Markets did however manage to stage a comeback over the course of the rest of the week: the silver lining for investors of the growth fears outlined above is that they make interest rate rises less likely in the near term, while central banks will be under more pressure to maintain current stimulus measures – both of which can be expected to keep share prices high.

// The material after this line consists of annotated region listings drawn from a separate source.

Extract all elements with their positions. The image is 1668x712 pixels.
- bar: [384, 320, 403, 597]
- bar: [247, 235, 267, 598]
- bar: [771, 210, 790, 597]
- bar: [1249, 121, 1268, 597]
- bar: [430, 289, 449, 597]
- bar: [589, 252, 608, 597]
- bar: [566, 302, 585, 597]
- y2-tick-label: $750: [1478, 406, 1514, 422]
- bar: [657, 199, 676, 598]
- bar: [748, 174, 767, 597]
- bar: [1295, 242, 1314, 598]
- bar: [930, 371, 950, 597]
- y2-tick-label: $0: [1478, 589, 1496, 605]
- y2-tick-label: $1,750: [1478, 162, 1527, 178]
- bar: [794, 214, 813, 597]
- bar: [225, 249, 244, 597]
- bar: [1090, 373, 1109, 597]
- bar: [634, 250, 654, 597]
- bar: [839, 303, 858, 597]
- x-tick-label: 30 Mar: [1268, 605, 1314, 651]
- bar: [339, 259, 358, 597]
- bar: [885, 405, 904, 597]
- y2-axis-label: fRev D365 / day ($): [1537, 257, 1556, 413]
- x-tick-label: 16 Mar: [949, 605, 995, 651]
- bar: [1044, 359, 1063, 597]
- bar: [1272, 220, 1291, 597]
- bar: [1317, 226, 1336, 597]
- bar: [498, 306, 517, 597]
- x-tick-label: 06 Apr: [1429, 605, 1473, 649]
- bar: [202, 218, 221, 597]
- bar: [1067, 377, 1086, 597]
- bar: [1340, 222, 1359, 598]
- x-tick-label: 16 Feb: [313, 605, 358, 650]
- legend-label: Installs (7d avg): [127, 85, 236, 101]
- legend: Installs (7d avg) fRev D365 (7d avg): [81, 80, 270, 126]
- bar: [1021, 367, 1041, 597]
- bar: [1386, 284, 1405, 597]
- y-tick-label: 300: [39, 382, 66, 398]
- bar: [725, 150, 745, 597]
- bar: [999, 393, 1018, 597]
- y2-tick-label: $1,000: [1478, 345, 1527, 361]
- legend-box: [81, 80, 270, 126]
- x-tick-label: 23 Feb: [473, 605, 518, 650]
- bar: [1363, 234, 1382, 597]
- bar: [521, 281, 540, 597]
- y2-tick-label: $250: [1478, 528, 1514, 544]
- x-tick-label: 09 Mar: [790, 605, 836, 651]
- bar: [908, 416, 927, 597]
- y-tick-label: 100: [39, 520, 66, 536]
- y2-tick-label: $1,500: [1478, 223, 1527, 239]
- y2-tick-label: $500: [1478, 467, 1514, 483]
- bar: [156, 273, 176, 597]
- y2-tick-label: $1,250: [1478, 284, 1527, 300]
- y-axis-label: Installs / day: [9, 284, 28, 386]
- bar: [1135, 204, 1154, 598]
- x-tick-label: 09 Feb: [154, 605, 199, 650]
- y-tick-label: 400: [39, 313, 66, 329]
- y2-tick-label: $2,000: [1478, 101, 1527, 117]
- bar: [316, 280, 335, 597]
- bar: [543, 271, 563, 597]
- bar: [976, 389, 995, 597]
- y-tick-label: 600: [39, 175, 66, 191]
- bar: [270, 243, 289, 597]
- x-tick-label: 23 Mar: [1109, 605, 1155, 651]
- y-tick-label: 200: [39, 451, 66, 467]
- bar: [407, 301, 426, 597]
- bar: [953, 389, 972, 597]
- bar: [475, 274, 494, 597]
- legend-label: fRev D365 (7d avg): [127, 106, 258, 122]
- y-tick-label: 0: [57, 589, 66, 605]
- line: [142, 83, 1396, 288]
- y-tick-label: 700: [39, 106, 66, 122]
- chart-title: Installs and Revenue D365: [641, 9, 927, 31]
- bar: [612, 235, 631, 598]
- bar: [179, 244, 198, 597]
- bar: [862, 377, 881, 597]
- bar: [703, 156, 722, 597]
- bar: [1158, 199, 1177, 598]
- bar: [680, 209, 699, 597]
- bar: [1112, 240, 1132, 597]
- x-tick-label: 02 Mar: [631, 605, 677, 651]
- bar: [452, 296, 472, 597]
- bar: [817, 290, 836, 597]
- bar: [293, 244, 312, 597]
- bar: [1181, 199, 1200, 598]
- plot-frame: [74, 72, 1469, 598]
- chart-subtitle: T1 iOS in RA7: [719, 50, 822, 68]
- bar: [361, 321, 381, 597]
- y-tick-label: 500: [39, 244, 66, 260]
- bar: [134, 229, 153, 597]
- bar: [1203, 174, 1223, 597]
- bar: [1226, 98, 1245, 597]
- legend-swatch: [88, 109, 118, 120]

Indeed, on Thursday the European Central Bank reiterated its ongoing commitment to looser monetary policy while the Bank of England’s deputy governor Ben Broadbent said he expected the current spike in inflation to be temporary – and that a tightening of policy would not therefore be immediately necessary.
The US
On Wall Street, the Dow Jones Industrial Average ended trading on Thursday 0.4% up for the week so far, despite having recorded its biggest fall in nine months on Monday, while the S&P 500 closed 0.9% ahead. The fall in yields on Treasury bonds – which reflects lower interest-rate expectations – has helped share prices in the US recover since the start of the week, although the latest unemployment figures show that new claims are rising as the Delta variant spreads across America.
The UK & Europe
In the UK, the FTSE 100 ended Thursday 0.5% down for the week, with business leaders calling on the government to revise its policy on requiring individuals who come into close contact with a positive coronavirus case to self-isolate for up to 10 days. New manufacturing figures show that factory orders are surging – but bosses say that staff shortages are hampering their ability to raise production levels.
Consumer goods maker Unilever warned that rising costs were hitting its bottom line, with its share price falling sharply on the news. Retailer Next was among this week’s biggest risers, gaining almost 8% on Wednesday alone after revising its profit forecasts upward.
In Frankfurt, the DAX index ended Thursday’s session down 0.2% for the week, while France’s CAC 40 gained 0.4%. ECB boss Christine Lagarde warned that the spread of the Delta variant was putting the eurozone recovery at risk.
July 16 | July 22 | Change (%) | |
---|---|---|---|
FTSE 100 | 7004.5 | 6968.3 | -0.5 |
FTSE All-share | 4001.4 | 3991.5 | -0.2 |
S&P 500 | 4327.2 | 4367.5 | 0.9 |
Dow Jones | 34687.9 | 34823.4 | 0.4 |
DAX | 15540.3 | 15514.5 | -0.2 |
CAC 40 | 6452.9 | 6481.6 | 0.4 |
ACWI | 719.2 | 719.8 | 0.1 |
Note: all market data contained within the article is sourced from Bloomberg unless stated otherwise, data as at 22/7/2021.